Forgive me if I am confused.
On May 13, 2013, the Social Security Board of Trustees released its annual report on the Old-Age and Survivors Insurance, and Disability Insurance (OASDI) Trust Funds. A few salient points:
- In 2012, the OASDI Trust Funds had $840 billion in income, including $509 billion in contributions, $27 billion from taxation of benefits, $109 billion in interest on trust fund assets, and $114 in reimbursements from the General Fund of the Treasury (a product of the payroll tax reductions that were used as a stimulus)
- Total expenditures were $786 billion. That leaves a surplus of $54 billion. As a result, at the end of 2012, the assets of the OASDI Trust Funds were $2.73 trillion. With an effective annual interest rate of 4.1 percent, it would appear that things are in good shape.

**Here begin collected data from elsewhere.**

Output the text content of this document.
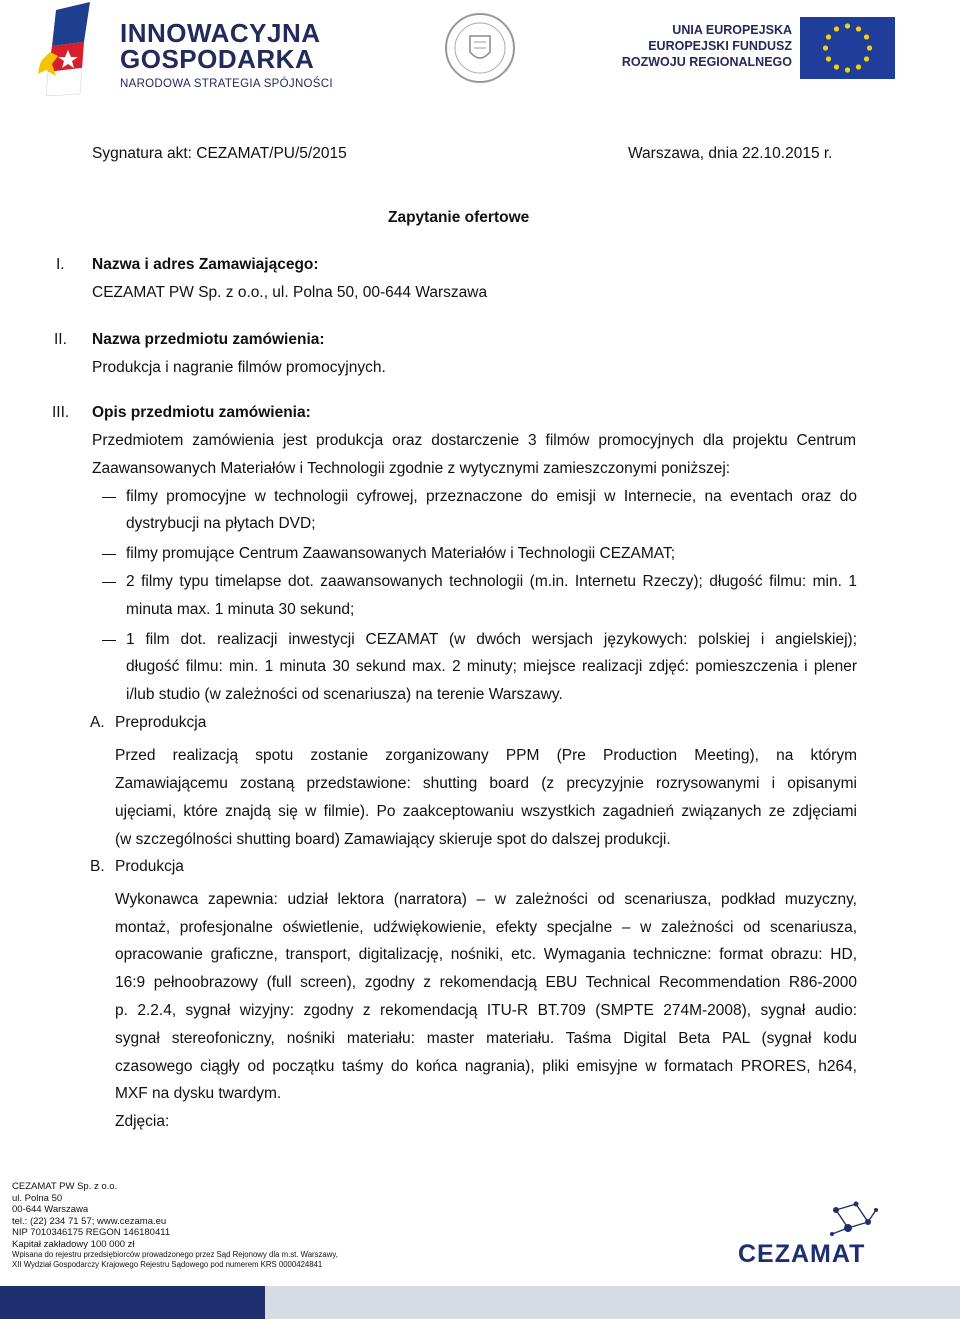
INNOWACYJNA
GOSPODARKA
NARODOWA STRATEGIA SPÓJNOŚCI
UNIA EUROPEJSKA
EUROPEJSKI FUNDUSZ
ROZWOJU REGIONALNEGO
Sygnatura akt: CEZAMAT/PU/5/2015	Warszawa, dnia 22.10.2015 r.
Zapytanie ofertowe
I. Nazwa i adres Zamawiającego:
CEZAMAT PW Sp. z o.o., ul. Polna 50, 00-644 Warszawa
II. Nazwa przedmiotu zamówienia:
Produkcja i nagranie filmów promocyjnych.
III. Opis przedmiotu zamówienia:
Przedmiotem zamówienia jest produkcja oraz dostarczenie 3 filmów promocyjnych dla projektu Centrum
Zaawansowanych Materiałów i Technologii zgodnie z wytycznymi zamieszczonymi poniższej:
filmy promocyjne w technologii cyfrowej, przeznaczone do emisji w Internecie, na eventach oraz do
dystrybucji na płytach DVD;
filmy promujące Centrum Zaawansowanych Materiałów i Technologii CEZAMAT;
2 filmy typu timelapse dot. zaawansowanych technologii (m.in. Internetu Rzeczy); długość filmu: min. 1
minuta max. 1 minuta 30 sekund;
1 film dot. realizacji inwestycji CEZAMAT (w dwóch wersjach językowych: polskiej i angielskiej);
długość filmu: min. 1 minuta 30 sekund max. 2 minuty; miejsce realizacji zdjęć: pomieszczenia i plener
i/lub studio (w zależności od scenariusza) na terenie Warszawy.
A. Preprodukcja
Przed realizacją spotu zostanie zorganizowany PPM (Pre Production Meeting), na którym
Zamawiającemu zostaną przedstawione: shutting board (z precyzyjnie rozrysowanymi i opisanymi
ujęciami, które znajdą się w filmie). Po zaakceptowaniu wszystkich zagadnień związanych ze zdjęciami
(w szczególności shutting board) Zamawiający skieruje spot do dalszej produkcji.
B. Produkcja
Wykonawca zapewnia: udział lektora (narratora) – w zależności od scenariusza, podkład muzyczny,
montaż, profesjonalne oświetlenie, udźwiękowienie, efekty specjalne – w zależności od scenariusza,
opracowanie graficzne, transport, digitalizację, nośniki, etc. Wymagania techniczne: format obrazu: HD,
16:9 pełnoobrazowy (full screen), zgodny z rekomendacją EBU Technical Recommendation R86-2000
p. 2.2.4, sygnał wizyjny: zgodny z rekomendacją ITU-R BT.709 (SMPTE 274M-2008), sygnał audio:
sygnał stereofoniczny, nośniki materiału: master materiału. Taśma Digital Beta PAL (sygnał kodu
czasowego ciągły od początku taśmy do końca nagrania), pliki emisyjne w formatach PRORES, h264,
MXF na dysku twardym.
Zdjęcia:
CEZAMAT PW Sp. z o.o.
ul. Polna 50
00-644 Warszawa
tel.: (22) 234 71 57; www.cezama.eu
NIP 7010346175 REGON 146180411
Kapitał zakładowy 100 000 zł
Wpisana do rejestru przedsiębiorców prowadzonego przez Sąd Rejonowy dla m.st. Warszawy,
XII Wydział Gospodarczy Krajowego Rejestru Sądowego pod numerem KRS 0000424841	CEZAMAT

Indeed the Trustees report:
“The combined trust fund reserves are still growing and will continue to do so through 2020. Beginning with 2021, the cost of the program is projected to exceed income.”
“The projected point at which the combined trust fund reserves will become depleted, if Congress does not act before then, comes in 2033 – the same as projected last year. At that time, there will be sufficient income coming in to pay 77 percent of scheduled benefits.”
But now, we are told that a failure to raise the debt limit could have devastating consequences for Social Security. As the WSJ reports:
The Social Security Administration has begun warning the public it cannot guarantee full benefit payments if the debt ceiling isn’t increased.
When asked by the public, the agency is notifying beneficiaries that “Unlike a federal shutdown which has no impact on the payment of Social Security benefits, failure to raise the debt ceiling puts Social Security benefits at risk,” according to a person familiar with the agency directive.